Нурия знала, что отец больше, чем с кем-нибудь, считается с Иштуганом и даже чуточку побаивается его, поэтому она, как и все остальные женщины в семье, стоило отцу начать горячиться, старалась ввернуть словечко об Иштугане.
– Шш-ш! – замахал на неё Сулейман, когда Нурия, уронив горячую крышку, заплясала возле плиты, тряся обожжённым пальцем. – Руки, что ли, отсохли?..
Нурия подставила палец под струю холодной воды.
– Сильно обожгла? – забеспокоился Сулейман за любимицу.
– Пустяки. Уже не больно…
Сулейман сунул руку в наполненную ванну. Любил старик попарить косточки. Умница Нурия, горячей воды налила.
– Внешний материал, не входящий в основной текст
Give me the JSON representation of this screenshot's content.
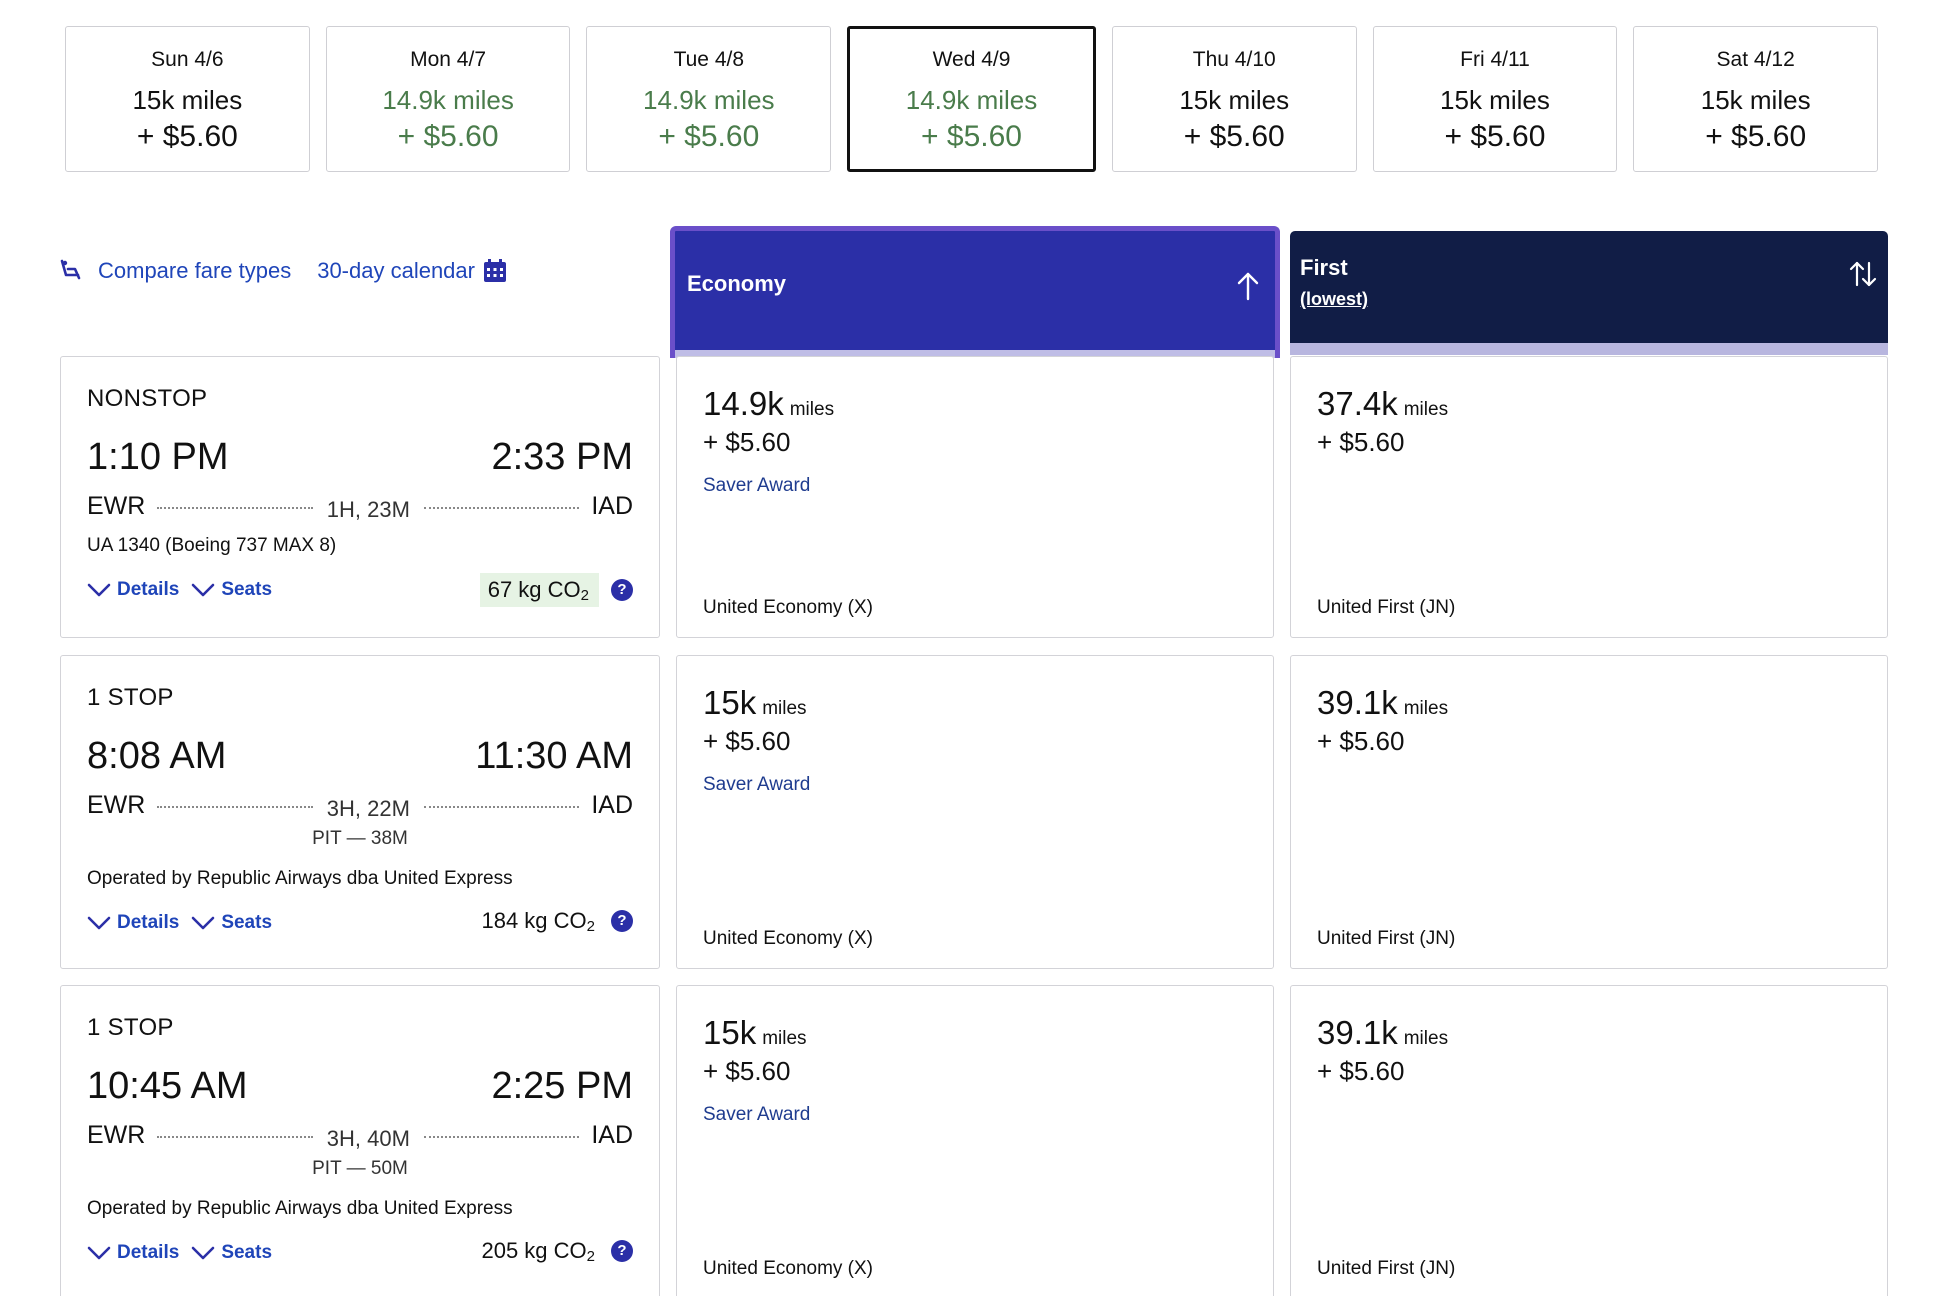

Сулейман попросил Нурию ещё разок позвонить зятю и, войдя в белую ванну, погрузился в приятно горячую воду. Закрыл глаза. Всё показалось ему в эту блаженную минуту незначительным, даже мелким: и грубость зятя, и обида Матвея Яковлевича, и собственная горячность, и Айнулла, и Ильмурза… Вода чудесным образом снимала давящую на плечи усталость, как бы смывала раздражение, кипевшее в груди. Он прислушался: неугомонное сердце постепенно успокаивалось, билось ровнее.
«Старый волк прокладывает стае дорогу… И верно, кто же, как не я, покажет детям дорогу, – размышлял, закрыв глаза, Уразметов. – Одно помнить надо: кто без ума берётся – дерево ломает. Нет, прежде чем идти к зятю, надо поостыть». И он с глубоким наслаждением стал почёсывать короткими жёсткими ногтями, под которыми набилось машинное масло, мускулистую, обильно покрытую чёрными волосами грудь.
Минут через двадцать, вытирая на ходу лицо и голову мохнатым полотенцем, Сулейман показался из ванной. Его смуглое лицо раскраснелось, чёрные усы и стриженная под машинку, не тронутая сединой голова были ещё влажны, отчего казались ещё черней.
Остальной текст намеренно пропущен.